Victor başını salladı. Sonuçta, bu ona ve Scathach'a da olmuştu.
Scathach onu Ruby'nin kocası olarak kabul etmesinin nedeni potansiyeli vardı ve onu sevgilisi olarak kabul etmesinin nedeni de kim olduğu idi.
Kişilik de önemliydi, ama en önemlisi Victor'un gelecekte sahip olabileceği güçtü.
"Ve tüm bunları taçlandıran şey, gereksiz yere yakışıklı olman ve yatakta daha da büyük bir canavara dönüşmen, lanet olası Afrodit! O çok sorunlu bir şey yaptı!"

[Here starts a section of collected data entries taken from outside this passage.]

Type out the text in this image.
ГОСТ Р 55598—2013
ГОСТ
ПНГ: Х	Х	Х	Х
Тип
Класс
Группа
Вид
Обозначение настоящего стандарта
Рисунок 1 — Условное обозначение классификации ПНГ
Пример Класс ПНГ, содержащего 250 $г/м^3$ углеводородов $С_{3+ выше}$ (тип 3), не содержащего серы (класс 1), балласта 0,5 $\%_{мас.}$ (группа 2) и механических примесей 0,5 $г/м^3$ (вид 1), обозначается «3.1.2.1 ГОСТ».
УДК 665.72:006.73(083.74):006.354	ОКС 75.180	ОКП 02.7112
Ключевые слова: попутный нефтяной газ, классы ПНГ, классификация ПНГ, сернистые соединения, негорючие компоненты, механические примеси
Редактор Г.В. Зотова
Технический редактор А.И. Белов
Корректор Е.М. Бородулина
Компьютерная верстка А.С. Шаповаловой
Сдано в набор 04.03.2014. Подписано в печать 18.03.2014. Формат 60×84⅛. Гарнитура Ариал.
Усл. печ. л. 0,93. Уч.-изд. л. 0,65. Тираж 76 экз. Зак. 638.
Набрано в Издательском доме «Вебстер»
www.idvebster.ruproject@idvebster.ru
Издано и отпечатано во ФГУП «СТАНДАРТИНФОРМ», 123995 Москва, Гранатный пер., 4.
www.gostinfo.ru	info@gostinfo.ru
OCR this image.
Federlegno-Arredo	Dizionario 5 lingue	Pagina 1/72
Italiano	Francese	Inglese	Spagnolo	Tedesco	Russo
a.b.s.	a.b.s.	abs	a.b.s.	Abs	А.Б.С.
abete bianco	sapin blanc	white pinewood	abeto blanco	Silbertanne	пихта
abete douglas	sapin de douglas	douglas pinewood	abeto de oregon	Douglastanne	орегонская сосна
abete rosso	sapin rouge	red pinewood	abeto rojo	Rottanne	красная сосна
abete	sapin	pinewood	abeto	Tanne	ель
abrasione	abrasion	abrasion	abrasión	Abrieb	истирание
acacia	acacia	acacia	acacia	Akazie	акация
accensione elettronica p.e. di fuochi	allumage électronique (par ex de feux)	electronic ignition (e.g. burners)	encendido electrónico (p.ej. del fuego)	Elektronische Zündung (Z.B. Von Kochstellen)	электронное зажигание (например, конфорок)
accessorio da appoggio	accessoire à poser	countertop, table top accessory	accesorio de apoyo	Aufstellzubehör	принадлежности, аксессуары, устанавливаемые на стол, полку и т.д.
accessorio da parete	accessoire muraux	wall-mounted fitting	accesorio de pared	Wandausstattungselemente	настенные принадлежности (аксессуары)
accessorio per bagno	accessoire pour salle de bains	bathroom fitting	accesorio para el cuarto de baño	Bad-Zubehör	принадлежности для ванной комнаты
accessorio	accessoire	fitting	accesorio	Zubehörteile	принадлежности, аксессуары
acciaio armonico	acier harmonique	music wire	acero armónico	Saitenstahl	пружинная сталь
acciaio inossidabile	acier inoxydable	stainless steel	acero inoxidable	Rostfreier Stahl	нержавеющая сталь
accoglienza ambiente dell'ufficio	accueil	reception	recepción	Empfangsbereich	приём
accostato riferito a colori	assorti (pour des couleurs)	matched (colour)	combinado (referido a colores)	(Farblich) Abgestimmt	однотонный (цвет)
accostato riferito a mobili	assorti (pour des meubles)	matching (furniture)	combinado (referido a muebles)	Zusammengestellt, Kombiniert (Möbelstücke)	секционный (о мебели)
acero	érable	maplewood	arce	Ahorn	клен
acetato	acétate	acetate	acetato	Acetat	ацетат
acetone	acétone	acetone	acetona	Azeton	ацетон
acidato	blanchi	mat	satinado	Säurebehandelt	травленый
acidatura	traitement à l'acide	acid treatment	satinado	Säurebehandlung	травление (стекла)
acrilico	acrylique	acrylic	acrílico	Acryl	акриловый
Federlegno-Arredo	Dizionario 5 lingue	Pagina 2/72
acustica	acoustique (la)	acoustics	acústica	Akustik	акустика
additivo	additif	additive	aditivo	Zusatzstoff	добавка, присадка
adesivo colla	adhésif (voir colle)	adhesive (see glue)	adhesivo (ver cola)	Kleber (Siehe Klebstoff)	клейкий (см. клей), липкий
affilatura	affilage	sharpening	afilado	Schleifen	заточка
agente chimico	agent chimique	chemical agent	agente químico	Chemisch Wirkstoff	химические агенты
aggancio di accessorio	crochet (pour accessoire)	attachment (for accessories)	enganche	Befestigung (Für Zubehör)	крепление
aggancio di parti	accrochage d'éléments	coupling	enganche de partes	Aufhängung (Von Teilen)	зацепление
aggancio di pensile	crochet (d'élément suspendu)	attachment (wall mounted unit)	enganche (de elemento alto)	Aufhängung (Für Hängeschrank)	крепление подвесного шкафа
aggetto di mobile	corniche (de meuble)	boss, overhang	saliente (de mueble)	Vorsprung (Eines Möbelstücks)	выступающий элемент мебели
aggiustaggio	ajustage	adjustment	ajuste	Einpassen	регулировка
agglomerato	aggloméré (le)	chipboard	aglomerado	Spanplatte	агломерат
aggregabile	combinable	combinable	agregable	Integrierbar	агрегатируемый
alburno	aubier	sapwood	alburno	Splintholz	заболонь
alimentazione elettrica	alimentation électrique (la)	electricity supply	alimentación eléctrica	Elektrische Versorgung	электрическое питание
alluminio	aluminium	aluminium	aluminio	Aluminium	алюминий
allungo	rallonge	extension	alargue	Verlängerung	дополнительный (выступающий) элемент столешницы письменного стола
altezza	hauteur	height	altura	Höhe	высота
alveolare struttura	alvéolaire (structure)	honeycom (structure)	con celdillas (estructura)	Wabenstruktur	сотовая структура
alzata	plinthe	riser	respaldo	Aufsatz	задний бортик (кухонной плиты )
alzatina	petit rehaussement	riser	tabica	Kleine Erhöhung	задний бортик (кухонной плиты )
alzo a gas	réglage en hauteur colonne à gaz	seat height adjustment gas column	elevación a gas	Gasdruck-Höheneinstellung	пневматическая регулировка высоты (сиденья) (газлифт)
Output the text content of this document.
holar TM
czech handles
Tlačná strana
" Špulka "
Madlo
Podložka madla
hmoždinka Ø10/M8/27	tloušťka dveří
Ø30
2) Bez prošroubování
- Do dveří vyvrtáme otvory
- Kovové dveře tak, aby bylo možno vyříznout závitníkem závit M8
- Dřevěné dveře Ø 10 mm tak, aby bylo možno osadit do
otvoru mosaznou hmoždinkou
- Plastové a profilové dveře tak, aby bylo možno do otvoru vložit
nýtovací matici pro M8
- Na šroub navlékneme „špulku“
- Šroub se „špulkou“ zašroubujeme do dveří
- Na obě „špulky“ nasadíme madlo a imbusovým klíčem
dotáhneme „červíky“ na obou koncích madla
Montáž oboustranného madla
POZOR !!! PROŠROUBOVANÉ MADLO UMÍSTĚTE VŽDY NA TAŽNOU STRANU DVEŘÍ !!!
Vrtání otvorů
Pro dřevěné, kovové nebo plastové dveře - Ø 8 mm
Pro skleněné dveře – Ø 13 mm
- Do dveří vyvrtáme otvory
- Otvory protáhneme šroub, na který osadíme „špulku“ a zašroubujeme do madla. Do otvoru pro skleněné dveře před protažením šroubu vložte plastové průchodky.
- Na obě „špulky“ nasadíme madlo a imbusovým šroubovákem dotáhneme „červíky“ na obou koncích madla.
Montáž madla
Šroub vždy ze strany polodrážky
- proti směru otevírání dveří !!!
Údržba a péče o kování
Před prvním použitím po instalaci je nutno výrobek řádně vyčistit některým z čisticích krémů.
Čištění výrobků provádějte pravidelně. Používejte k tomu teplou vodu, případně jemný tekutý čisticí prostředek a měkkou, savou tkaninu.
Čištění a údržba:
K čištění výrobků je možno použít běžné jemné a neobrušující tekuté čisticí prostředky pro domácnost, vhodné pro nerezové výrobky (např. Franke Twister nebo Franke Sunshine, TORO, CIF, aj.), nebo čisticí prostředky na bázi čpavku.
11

Victor, Scathach'ın küfürlerini duyunca soğuk terler döktü. Kadının küfürlerinde nefret olmadığını biliyordu; daha çok Afrodit'in sorunlu bir şey yaptığı için sinirlendiği belliydi.
Ve gururla gülümsemeden edemedi. Hangi erkek yataktaki becerisini duymaktan hoşlanmaz ki? "Cinsellik" nimetini aldığında, "seks" ile ilgili her şeyi içgüdüsel olarak biliyordu ve eşleriyle olan geçmiş deneyimleri ve Adonis'in anıları sayesinde zaten yüksek olan becerisi daha da arttı.
"Dürüst olmak gerekirse, kızlarım da senin kollarına atlasa şaşırmazdım. Aslında, neden henüz böyle bir şey olmadı, hala bilmiyorum."
Victor kızlara baktı ve Siena, Lacus ve Pepper'ın yüzlerini yana çevirip hiçbir şey olmamış gibi davranmalarını görünce eğlenceli bir gülümseme attı, ama kızların kızaran yüzleri, bunu çoktan düşündüklerinin kanıtıydı.
"...Senin ya da ablamın tipi değilim, o yüzden bir şey yapmadım anne!" Siena kalbinde haykırdı ve düşüncelerinin farkına varınca yüzü daha da kızardı.
Kız kardeşler, Victor'un "tuhaf" zevkini çok iyi biliyorlardı. Aslında, her yerden çılgın psikopatları toplayan bir adam olduğu için bu oldukça açıktı.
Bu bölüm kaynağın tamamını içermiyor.